Eingebettet zwischen Wald, Wiesen und Weinbergen liegt die malerische Fachwerkstadt Vaihingen im Nordwesten Baden-Württembergs. 1928 übernahm die Müllerfamilie Auch die über 500 Jahre alte Vaihinger Mühle und steht seit vier Generationen für handwerkliche Herstellung von vielfältigen Mahlerzeugnissen und Backmischungen aus regionalem Getreideanbau. Müllermeister Manfred Auch, der mit seiner Familie direkt über dem Mühlenladen wohnt, zeigt uns den Weg vom Getreide zur großen Produktvielfalt aus einer kleinen Mühle.  

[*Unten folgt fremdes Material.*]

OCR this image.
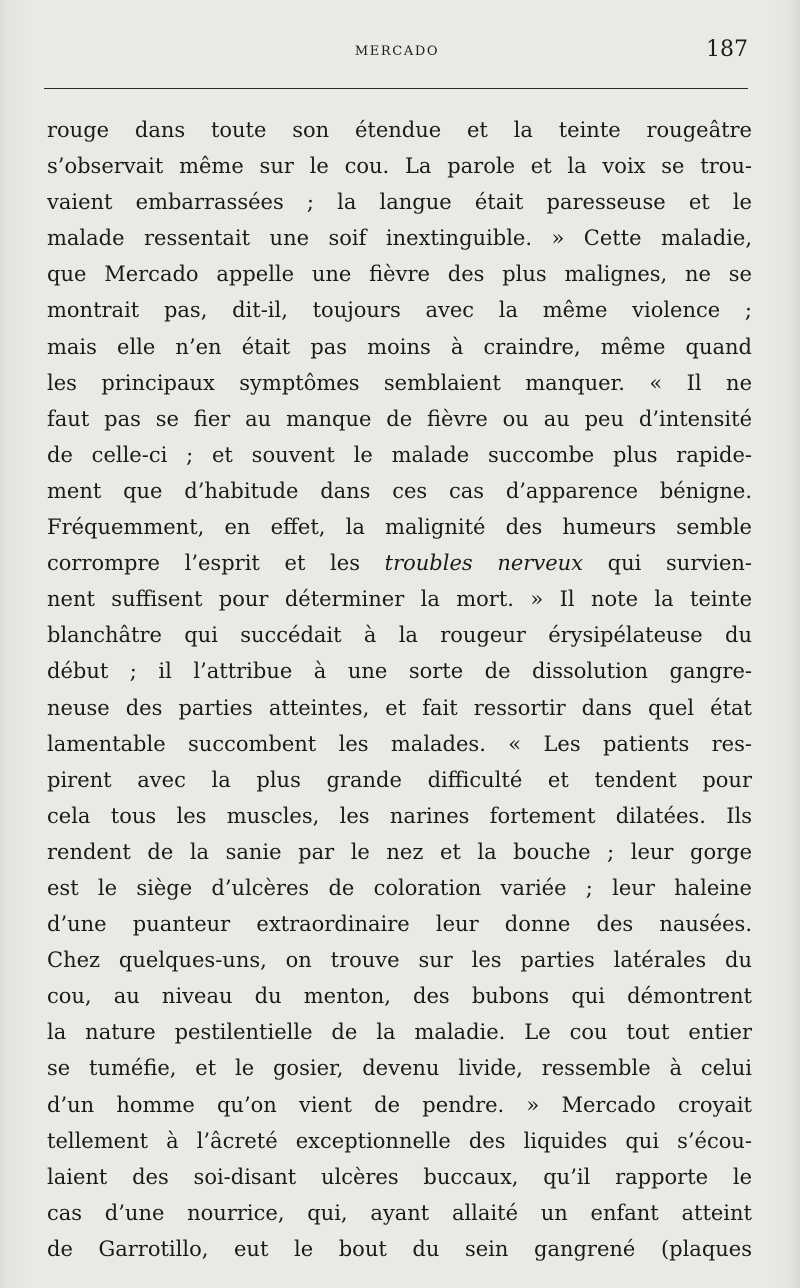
MERCADO	187
rouge dans toute son étendue et la teinte rougeâtre
s’observait même sur le cou. La parole et la voix se trou-
vaient embarrassées ; la langue était paresseuse et le
malade ressentait une soif inextinguible. » Cette maladie,
que Mercado appelle une fièvre des plus malignes, ne se
montrait pas, dit-il, toujours avec la même violence ;
mais elle n’en était pas moins à craindre, même quand
les principaux symptômes semblaient manquer. « Il ne
faut pas se fier au manque de fièvre ou au peu d’intensité
de celle-ci ; et souvent le malade succombe plus rapide-
ment que d’habitude dans ces cas d’apparence bénigne.
Fréquemment, en effet, la malignité des humeurs semble
corrompre l’esprit et les troubles nerveux qui survien-
nent suffisent pour déterminer la mort. » Il note la teinte
blanchâtre qui succédait à la rougeur érysipélateuse du
début ; il l’attribue à une sorte de dissolution gangre-
neuse des parties atteintes, et fait ressortir dans quel état
lamentable succombent les malades. « Les patients res-
pirent avec la plus grande difficulté et tendent pour
cela tous les muscles, les narines fortement dilatées. Ils
rendent de la sanie par le nez et la bouche ; leur gorge
est le siège d’ulcères de coloration variée ; leur haleine
d’une puanteur extraordinaire leur donne des nausées.
Chez quelques-uns, on trouve sur les parties latérales du
cou, au niveau du menton, des bubons qui démontrent
la nature pestilentielle de la maladie. Le cou tout entier
se tuméfie, et le gosier, devenu livide, ressemble à celui
d’un homme qu’on vient de pendre. » Mercado croyait
tellement à l’âcreté exceptionnelle des liquides qui s’écou-
laient des soi-disant ulcères buccaux, qu’il rapporte le
cas d’une nourrice, qui, ayant allaité un enfant atteint
de Garrotillo, eut le bout du sein gangrené (plaques
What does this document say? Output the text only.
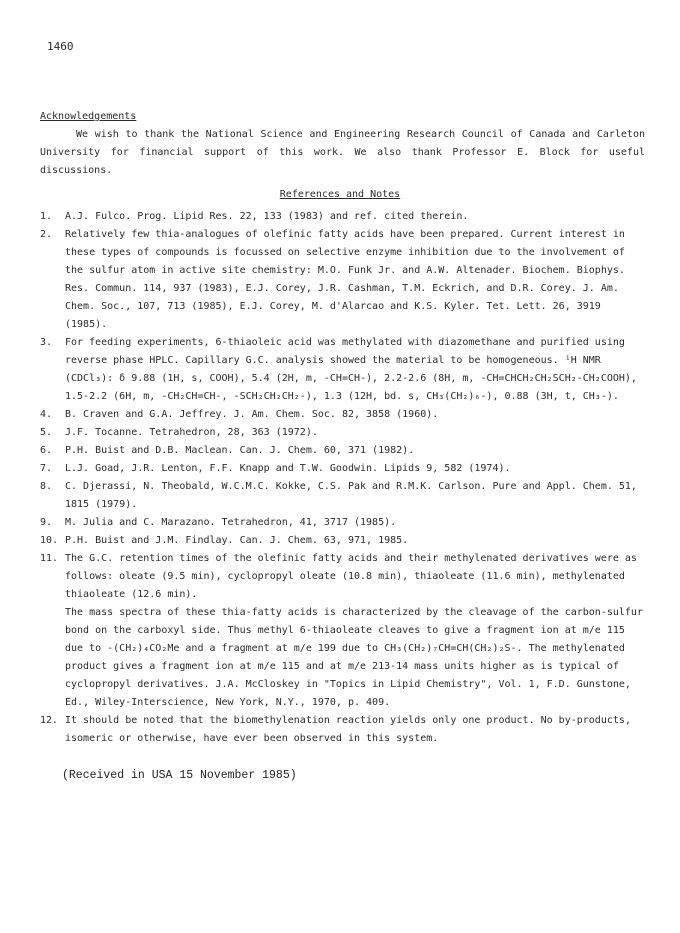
1460
Acknowledgements
We wish to thank the National Science and Engineering Research Council of Canada and Carleton University for financial support of this work. We also thank Professor E. Block for useful discussions.
References and Notes
1.	A.J. Fulco. Prog. Lipid Res. 22, 133 (1983) and ref. cited therein.

2.	Relatively few thia-analogues of olefinic fatty acids have been prepared. Current interest in these types of compounds is focussed on selective enzyme inhibition due to the involvement of the sulfur atom in active site chemistry: M.O. Funk Jr. and A.W. Altenader. Biochem. Biophys. Res. Commun. 114, 937 (1983), E.J. Corey, J.R. Cashman, T.M. Eckrich, and D.R. Corey. J. Am. Chem. Soc., 107, 713 (1985), E.J. Corey, M. d'Alarcao and K.S. Kyler. Tet. Lett. 26, 3919 (1985).

3.	For feeding experiments, 6-thiaoleic acid was methylated with diazomethane and purified using reverse phase HPLC. Capillary G.C. analysis showed the material to be homogeneous. ¹H NMR (CDCl₃): δ 9.88 (1H, s, COOH), 5.4 (2H, m, -CH=CH-), 2.2-2.6 (8H, m, -CH=CHCH₂CH₂SCH₂-CH₂COOH), 1.5-2.2 (6H, m, -CH₂CH=CH-, -SCH₂CH₂CH₂-), 1.3 (12H, bd. s, CH₃(CH₂)₆-), 0.88 (3H, t, CH₃-).

4.	B. Craven and G.A. Jeffrey. J. Am. Chem. Soc. 82, 3858 (1960).

5.	J.F. Tocanne. Tetrahedron, 28, 363 (1972).

6.	P.H. Buist and D.B. Maclean. Can. J. Chem. 60, 371 (1982).

7.	L.J. Goad, J.R. Lenton, F.F. Knapp and T.W. Goodwin. Lipids 9, 582 (1974).

8.	C. Djerassi, N. Theobald, W.C.M.C. Kokke, C.S. Pak and R.M.K. Carlson. Pure and Appl. Chem. 51, 1815 (1979).

9.	M. Julia and C. Marazano. Tetrahedron, 41, 3717 (1985).

10. P.H. Buist and J.M. Findlay. Can. J. Chem. 63, 971, 1985.

11. The G.C. retention times of the olefinic fatty acids and their methylenated derivatives were as follows: oleate (9.5 min), cyclopropyl oleate (10.8 min), thiaoleate (11.6 min), methylenated thiaoleate (12.6 min).

The mass spectra of these thia-fatty acids is characterized by the cleavage of the carbon-sulfur bond on the carboxyl side. Thus methyl 6-thiaoleate cleaves to give a fragment ion at m/e 115 due to -(CH₂)₄CO₂Me and a fragment at m/e 199 due to CH₃(CH₂)₇CH=CH(CH₂)₂S-. The methylenated product gives a fragment ion at m/e 115 and at m/e 213-14 mass units higher as is typical of cyclopropyl derivatives. J.A. McCloskey in "Topics in Lipid Chemistry", Vol. 1, F.D. Gunstone, Ed., Wiley-Interscience, New York, N.Y., 1970, p. 409.

12. It should be noted that the biomethylenation reaction yields only one product. No by-products, isomeric or otherwise, have ever been observed in this system.

(Received in USA 15 November 1985)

Eine Mühle mit langer Geschichte 

Direkt am wasserreichen Flüsschen Enz liegen die historischen Gebäude der Vaihinger Mühle, im Jahre 1447 erstmals als Wassermühle urkundlich erwähnt. Schon vor 100 Jahren erfolgte die Umstellung auf elektrischen Betrieb, doch die schnelle Strömung des Flusses bleibt nicht ungenutzt: „Mit unserem Wasserkraftwerk erzeugen wir im Nebenbetrieb regenerativen Strom aus der Enz“, erläutert Manfred Auch.

Kleine Mühle mit mehreren Standbeinen

„Wir arbeiten traditionell im regionalen Kreislauf und vermahlen pro Tag acht bis zehn Tonnen Getreide, eine Großmühle mahlt unser Jahresvolumen an nur einem Tag“, erklärt Manfred Auch: „Für uns ist es deshalb wichtig, mehrere Standbeine zu haben, also unseren Mühlenladen oder beispielsweise die Belieferung von lokalen Pizzabäckern, Hofläden und Einzelhandelsgeschäften in der nächsten Umgebung.“ Ihre Produkte vertreibt die Familie im Umfeld von Pforzheim bis Stuttgart – der Schwerpunkt liegt aber vor Ort in Vaihingen: „Unser Fokus waren schon immer die Endverbraucher. Ob Männer, Frauen, Jugendliche oder ältere Menschen, die Kundenstruktur in unserem Mühlenladen ist gut gemischt. Unser Ziel ist es, ursprüngliche, authentische Produkte und ein Einkaufserlebnis zu bieten. Es geht vor allem um den direkten Kontakt, dabei findet ein unheimlicher Wissenstransfer statt“, so der Müller. Seine Frau vermittelt Kindern und Erwachsenen in Back- und Kochkursen die Praxis rund ums Mehl. Und: „Es ist schon Tradition, dass jede Grundschulklasse aus Vaihingen zu uns in die Mühle kommt!“

Brotgetreide vom Landwirt – Kontrolle ist wichtig!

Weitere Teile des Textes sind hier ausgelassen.